5th leg. Quend – Saint-Valery-Sur-Somme

Je me lève dans la brume. La brume se lève quand je pars. 

Dans le Marquenterre des photographes sortent leur gros appareils. Devant nous des petites îles qui parsèment les étangs de vaches à poil (Écosse !) et d’oiseaux. « Il n’y a que des que des mouettes rieuse. » me dit d’un air déçu le birdwatcher. Je lui réponds que je m’en contente tout à fait bien au contraire. Je ne pense pas qu’il est saisi ma profonde satisfaction gastonlagafesque.

Au Crotoy (fort mimi) j’hésite à demander à une bande de filles en tenue EVJF de nous prendre en photo ensemble pour mon pola du jour. Je renonce, je dois être dans le jugement, honte sur moi.

Une plaque m’informe que dans la maison dans mon dos, Jules Verne débuta l’écriture de 20 000 lieues sous les mers. Dans une cabine téléphonique transformée en boîte à livres, c’est Fenimore Cooper qui me fait de l’œil.

Au fond de la baie de Somme, j’entends siffler le train. Je vois des nuages de vapeur, deux vaches courir dans un champ, mais aucun train, je l’ai raté de quelques minutes. J’attendrai le soir à l’arrivée pour enfin le voir faire son entrée dans la petite gare de Saint-Valery.

Serendipité : j’aperçois un panneau « cimetière chinois », curieux et perplexe devant ce signe de l’histoire coloniale, j’oblique. Et j’atterris à Noyelles sur mer dans la fête quinquennalle du train vapeur, c’est l’occasion de beaucoup beaucoup beaucoup communier en pensée avec mon tonton Jean-Pierre, avec qui je partage mon amour du train miniature à vapeur. (je lui ai prêté indéfiniment le seul élément restant de mon circuit d’ado, une loco 231 B.) 

Un couple m’aborde. Ils ont 13 Brompton. Le monsieur est un formidable moulin à parole. « le championnat Brampton en Angleterre, c’est comme Le Mans. départ vélo plié et il ne faut pas se faire dépasser par les premiers… Bla-bla-bla la via Rona… Bla-bla-bla, et là, heureusement que j’ai avec moi un pneu Kojak… Bla-bla-bla. Le circuit des lacs en Suisse, c’est magnifique… » Elle a un style incroyable, veste perfecto jaune, pantalon « à la Matisse ». Ce sont d’anciens cheminots belges à la retraite, ils semblent passer leur vie entre des rides en Brompton et des rassemblements ferroviaires.

Elle a fait un 10 km et a terminé sur le podium. Son poignet est orné de toute une série de bracelet de tissu, elle est bénévole en festival dès que l’occasion se présente.

Le cimetière chinois de  Noyelles est à quelques petits kilomètres. Il accueille les corps de plus de 800 hommes venus suppléer par contrat la main-d’œuvre française au plus près de la ligne de fond de la première guerre. Le panneau reste trop allusif sur leurs conditions de vie et de mort (en particulier de la grippe espagnole en 1920). C’est bouleversant de penser à ces première immigrants chinois en France.

Je ne suis pas parti sur la route pour me couper du bruit du monde, mais pour mieux écouter le bruit de mon cœur.

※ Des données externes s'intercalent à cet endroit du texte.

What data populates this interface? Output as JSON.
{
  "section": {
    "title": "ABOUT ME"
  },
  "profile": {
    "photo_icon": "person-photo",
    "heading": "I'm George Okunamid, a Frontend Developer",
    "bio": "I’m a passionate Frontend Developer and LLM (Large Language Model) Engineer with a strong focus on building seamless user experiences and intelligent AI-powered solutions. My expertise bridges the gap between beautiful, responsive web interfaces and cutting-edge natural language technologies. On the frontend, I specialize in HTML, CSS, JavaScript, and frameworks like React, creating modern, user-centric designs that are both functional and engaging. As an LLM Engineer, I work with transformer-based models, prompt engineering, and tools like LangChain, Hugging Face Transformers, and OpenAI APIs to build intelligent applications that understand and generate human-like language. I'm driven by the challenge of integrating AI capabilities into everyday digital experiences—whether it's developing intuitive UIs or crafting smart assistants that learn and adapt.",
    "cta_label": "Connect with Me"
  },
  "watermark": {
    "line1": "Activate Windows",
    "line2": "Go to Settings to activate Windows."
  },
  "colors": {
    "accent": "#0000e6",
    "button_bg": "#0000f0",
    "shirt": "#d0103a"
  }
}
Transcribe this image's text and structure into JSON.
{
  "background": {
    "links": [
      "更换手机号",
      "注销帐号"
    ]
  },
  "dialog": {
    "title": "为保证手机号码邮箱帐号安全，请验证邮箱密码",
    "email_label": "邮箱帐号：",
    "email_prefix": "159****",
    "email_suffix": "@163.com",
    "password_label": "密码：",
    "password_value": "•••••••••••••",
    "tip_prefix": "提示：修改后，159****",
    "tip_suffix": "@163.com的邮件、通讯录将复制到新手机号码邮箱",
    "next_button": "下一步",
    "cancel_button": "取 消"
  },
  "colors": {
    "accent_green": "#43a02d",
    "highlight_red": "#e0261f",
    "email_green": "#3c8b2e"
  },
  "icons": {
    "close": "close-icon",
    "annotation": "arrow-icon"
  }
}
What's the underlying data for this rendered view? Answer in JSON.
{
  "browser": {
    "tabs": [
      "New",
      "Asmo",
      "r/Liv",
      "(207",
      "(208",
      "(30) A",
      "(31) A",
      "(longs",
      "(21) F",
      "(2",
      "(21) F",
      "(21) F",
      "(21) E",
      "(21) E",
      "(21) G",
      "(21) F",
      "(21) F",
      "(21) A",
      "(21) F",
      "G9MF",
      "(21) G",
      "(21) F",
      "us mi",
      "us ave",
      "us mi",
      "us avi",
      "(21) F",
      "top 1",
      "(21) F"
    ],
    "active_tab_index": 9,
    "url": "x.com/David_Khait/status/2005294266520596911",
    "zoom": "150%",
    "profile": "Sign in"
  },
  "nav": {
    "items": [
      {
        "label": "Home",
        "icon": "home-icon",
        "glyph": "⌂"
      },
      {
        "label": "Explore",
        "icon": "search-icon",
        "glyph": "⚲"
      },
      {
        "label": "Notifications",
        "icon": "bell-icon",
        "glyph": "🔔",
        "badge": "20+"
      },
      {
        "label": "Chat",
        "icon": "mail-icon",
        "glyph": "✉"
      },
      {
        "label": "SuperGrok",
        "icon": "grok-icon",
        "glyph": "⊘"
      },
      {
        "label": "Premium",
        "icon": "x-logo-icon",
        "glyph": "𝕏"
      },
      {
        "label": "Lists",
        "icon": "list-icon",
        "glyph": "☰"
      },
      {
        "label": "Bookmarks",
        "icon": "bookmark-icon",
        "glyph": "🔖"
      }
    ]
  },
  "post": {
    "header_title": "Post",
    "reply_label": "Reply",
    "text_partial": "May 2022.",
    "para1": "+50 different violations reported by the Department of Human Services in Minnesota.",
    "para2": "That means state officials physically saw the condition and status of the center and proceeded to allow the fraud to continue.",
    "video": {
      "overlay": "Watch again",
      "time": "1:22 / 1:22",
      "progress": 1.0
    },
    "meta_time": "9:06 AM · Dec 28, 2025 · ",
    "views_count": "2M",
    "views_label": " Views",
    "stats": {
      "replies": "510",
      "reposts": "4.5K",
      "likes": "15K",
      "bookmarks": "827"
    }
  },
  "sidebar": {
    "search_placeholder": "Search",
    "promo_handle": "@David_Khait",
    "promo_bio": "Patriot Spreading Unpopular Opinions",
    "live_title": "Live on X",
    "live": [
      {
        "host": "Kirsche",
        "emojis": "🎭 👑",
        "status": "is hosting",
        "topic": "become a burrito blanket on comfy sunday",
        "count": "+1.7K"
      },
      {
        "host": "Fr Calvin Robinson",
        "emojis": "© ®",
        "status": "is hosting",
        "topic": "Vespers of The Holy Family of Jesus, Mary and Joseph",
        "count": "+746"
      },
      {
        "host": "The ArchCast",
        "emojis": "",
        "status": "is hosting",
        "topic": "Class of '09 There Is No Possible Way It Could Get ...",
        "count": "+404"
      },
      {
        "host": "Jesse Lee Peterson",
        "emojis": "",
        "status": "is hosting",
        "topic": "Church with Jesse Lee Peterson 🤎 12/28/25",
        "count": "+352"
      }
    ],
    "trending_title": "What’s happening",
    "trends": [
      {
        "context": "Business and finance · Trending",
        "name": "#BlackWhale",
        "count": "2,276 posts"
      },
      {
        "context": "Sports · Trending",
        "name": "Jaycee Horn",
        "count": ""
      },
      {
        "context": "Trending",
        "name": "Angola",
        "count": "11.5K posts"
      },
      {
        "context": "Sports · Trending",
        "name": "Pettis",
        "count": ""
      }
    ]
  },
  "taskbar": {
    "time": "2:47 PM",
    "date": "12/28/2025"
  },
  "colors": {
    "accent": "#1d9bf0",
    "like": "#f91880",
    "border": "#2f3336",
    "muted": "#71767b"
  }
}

Arrivée à Saint-Valery accueilli par Jacky dans sa petite maison de pêcheur qu’il tient de sa mère, une « Dujardin » elle aussi. L’autre branche de la famille a pour patronyme « Violette » et son arrière-arrière-grand-oncle accompagna Napoleon en exil (L’ile d’Aix !). Il me laisse choisir ma chambre. Évidemment, je ne résiste pas et je m’installe sous les toits face à la baie de Somme.

Chasse aux papillons des sensations du jour : 

Première carte postale, envoyée depuis Quend. 

Des belles maisons 50’s à vendre à Quend plage, une petite ville balnéaire dans les dunes de la baie de Somme. 

Au détour du chemin, des hennissements et un haras… quand je serai grand, je saurai monter à cheval. 

Je cherche les oiseaux du parc du Marquenterre, j’en entends quelques-uns mais ils ne me semblent pas fondamentalement différents de ceux de Lille. 

Toujours penser à saluer Mesdames les vaches quand on les croise.

Depuis le départ, dans cette région les cimetières militaires succèdent aux monuments aux morts sur lesquels des Poilus agonisent ou s’écroulent. Guerre à la guerre…

Regarder le ciel, c’est regarder les nuages. On peut se lasser d’un ciel trop bleu.

Traverser la baie de Somme au milieu des salicornes. 

Une bouée dans la baie, j’ai l’esprit mal tourné, je vois un poing au majeur tendu.